Antes de las Selectivas, en 1970 se había efectuado la “Serie de los 10 Millones”, con 6 conjuntos y 90 partidos, conquistada por Las Villas. En 1996 y 1997 se jugó la Copa Revolución de 30 encuentros, ganadas ambas por Santiago de Cuba, y entre 2002 y 2005 se efectuaron cuatro Super Ligas con 4 y 5 selecciones participantes: Occidentales, Habaneros, Centrales, Orientales y a la última de 5 colectivos se incorporó el campeón nacional que fue Santiago de Cuba, jugando 30 y 28 partidos respectivamente.

En el quinto capítulo de esta historia llegaremos al año 1998, momento en que se comienza a jugar un solo campeonato de 90 partidos.

 

 

3 comentarios

    • ale1973 on 12 abril, 2018 at 9:01 am
    • Responder

    Muy buen artículo, en realidad ahora se comenta sobre una etapa en la que tengo buenos recuerdos. aunque discrepo en parte de que en las Series Selectivas (SS) los atletas de primer nivel no se esforzaran al máximo, recuerdo que yo le iba por aquellos años primero a Las Villas (SS 1984 a 1987) y despues a Ciudad Habana (SS 1988 a 1989) y sobre todo en la de 1989 fue muy enconada la lucha, recuerdo además a Jorge Luis Valdes, Víctor Mesa, Antonio Muñoz, Orestes Kindelán, Antonio Pacheco, Antonio Padilla, Jorge Salfrán, René Arocha, Euclides Rojas, Lázaro de la Torre, etc para no hacer interminable la lista exhibir excelentes números, mejores aún que en la nacional. Por supuesto que siempre habría alguien que no rindiera lo esperado, pero nadie hablaba de que lo hacía por no interesarle la SS. Cumplieron su Rol y creo que fueron las mejores series que se hicieron en Cuba Revolucionaria. Saludos y Gracias por recordarnos aquella etapa.

      • Tino Iturralde on 12 abril, 2018 at 12:18 pm
      • Responder

      Muchas gracias por su comentario. Usted no interpretó correctamente lo que escribí, quizás lo leyó muy ràpido, léalo de nuevo. Recuerdo que en determinados momentos hubo atletas (no voy a mencionar nombres para no herir susceptibilidades) que no comenzaban jugando la Nacional por “lesiones” u otras causas y que tampoco participaban en las provinciales ni entrenaban con el equipo de su provincia para la SN. Eran estrellas en su territorio (en su equipo selectivo) y podian hacerlo, pero tenían que rendir en la Selectiva para integrar la preselección nacional y el Cuba, porque había mucha competencia.

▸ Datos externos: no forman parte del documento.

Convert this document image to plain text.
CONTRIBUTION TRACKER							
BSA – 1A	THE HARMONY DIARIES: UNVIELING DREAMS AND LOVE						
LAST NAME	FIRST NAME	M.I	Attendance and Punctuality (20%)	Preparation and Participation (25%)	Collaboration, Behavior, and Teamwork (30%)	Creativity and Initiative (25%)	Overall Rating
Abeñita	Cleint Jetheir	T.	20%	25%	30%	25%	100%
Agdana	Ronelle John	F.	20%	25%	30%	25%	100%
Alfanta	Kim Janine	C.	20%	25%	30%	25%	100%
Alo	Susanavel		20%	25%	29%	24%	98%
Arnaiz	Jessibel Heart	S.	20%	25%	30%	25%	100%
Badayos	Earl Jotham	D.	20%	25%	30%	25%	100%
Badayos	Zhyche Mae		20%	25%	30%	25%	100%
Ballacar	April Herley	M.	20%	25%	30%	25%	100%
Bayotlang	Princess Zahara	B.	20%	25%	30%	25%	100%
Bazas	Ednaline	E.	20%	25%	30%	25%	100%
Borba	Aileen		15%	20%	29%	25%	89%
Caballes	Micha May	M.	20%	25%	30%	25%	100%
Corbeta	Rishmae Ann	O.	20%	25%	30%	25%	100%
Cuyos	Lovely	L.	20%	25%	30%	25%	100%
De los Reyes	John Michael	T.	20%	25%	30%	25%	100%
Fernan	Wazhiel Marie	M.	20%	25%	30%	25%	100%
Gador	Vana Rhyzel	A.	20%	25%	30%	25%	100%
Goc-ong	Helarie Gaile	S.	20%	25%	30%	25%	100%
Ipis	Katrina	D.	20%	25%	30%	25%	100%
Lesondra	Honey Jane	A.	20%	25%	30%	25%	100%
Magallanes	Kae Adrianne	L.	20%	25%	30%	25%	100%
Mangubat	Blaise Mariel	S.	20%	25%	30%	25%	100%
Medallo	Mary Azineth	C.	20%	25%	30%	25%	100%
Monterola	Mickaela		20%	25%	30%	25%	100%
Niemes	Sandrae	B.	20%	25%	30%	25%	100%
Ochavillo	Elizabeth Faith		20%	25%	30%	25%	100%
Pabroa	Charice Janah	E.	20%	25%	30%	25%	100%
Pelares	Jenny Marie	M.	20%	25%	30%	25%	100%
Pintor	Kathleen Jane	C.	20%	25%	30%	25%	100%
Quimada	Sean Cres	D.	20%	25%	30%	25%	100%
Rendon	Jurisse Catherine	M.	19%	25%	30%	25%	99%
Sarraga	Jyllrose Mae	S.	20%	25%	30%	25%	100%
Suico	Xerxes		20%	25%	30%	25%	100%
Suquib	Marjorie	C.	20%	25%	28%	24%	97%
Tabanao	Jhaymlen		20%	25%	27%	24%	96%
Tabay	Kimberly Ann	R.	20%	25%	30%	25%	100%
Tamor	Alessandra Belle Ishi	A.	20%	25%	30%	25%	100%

Muchos, por esa causa, tal y como usted dice, “exhibían mejores números que en la Nacional”. Por supuesto que la culpa no era de ellos, era de la estructura, que contemplaba la Selectiva inmediatamente después que la Nacional…. ¿Entiende ahora?….

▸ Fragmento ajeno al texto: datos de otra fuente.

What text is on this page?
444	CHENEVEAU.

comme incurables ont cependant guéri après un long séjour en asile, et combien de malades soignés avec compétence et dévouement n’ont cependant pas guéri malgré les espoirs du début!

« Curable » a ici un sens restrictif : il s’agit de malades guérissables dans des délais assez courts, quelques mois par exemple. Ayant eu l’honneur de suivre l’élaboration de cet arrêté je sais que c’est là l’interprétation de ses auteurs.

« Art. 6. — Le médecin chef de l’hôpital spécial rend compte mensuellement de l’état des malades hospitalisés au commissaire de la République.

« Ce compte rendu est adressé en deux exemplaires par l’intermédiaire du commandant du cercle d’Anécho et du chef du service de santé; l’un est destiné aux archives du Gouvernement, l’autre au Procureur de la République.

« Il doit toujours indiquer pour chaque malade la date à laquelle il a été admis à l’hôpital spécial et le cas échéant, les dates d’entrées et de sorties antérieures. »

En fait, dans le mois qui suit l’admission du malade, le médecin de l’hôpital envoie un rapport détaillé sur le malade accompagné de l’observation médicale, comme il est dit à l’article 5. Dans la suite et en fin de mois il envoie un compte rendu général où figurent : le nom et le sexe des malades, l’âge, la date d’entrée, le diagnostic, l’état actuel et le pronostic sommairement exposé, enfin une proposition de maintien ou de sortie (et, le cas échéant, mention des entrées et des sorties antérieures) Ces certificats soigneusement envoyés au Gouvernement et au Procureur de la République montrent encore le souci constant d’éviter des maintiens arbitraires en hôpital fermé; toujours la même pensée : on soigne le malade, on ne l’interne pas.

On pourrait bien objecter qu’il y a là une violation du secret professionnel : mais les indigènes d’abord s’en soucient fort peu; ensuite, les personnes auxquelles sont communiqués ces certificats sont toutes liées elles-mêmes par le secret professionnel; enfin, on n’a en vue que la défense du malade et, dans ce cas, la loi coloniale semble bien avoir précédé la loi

        • ale1973 on 14 abril, 2018 at 5:22 pm
        • Responder

        OK. Evidentemente para recepcionar tanta información deportiva en este sitio se necesita la lectura rápida. De todas forma solo es mi criterio, estos artículos gozan de calidad, y nos recuerdan una epoca dorada del beisbol cubano que ojalá algún día vuelva. Saludos desde el forum deportivo.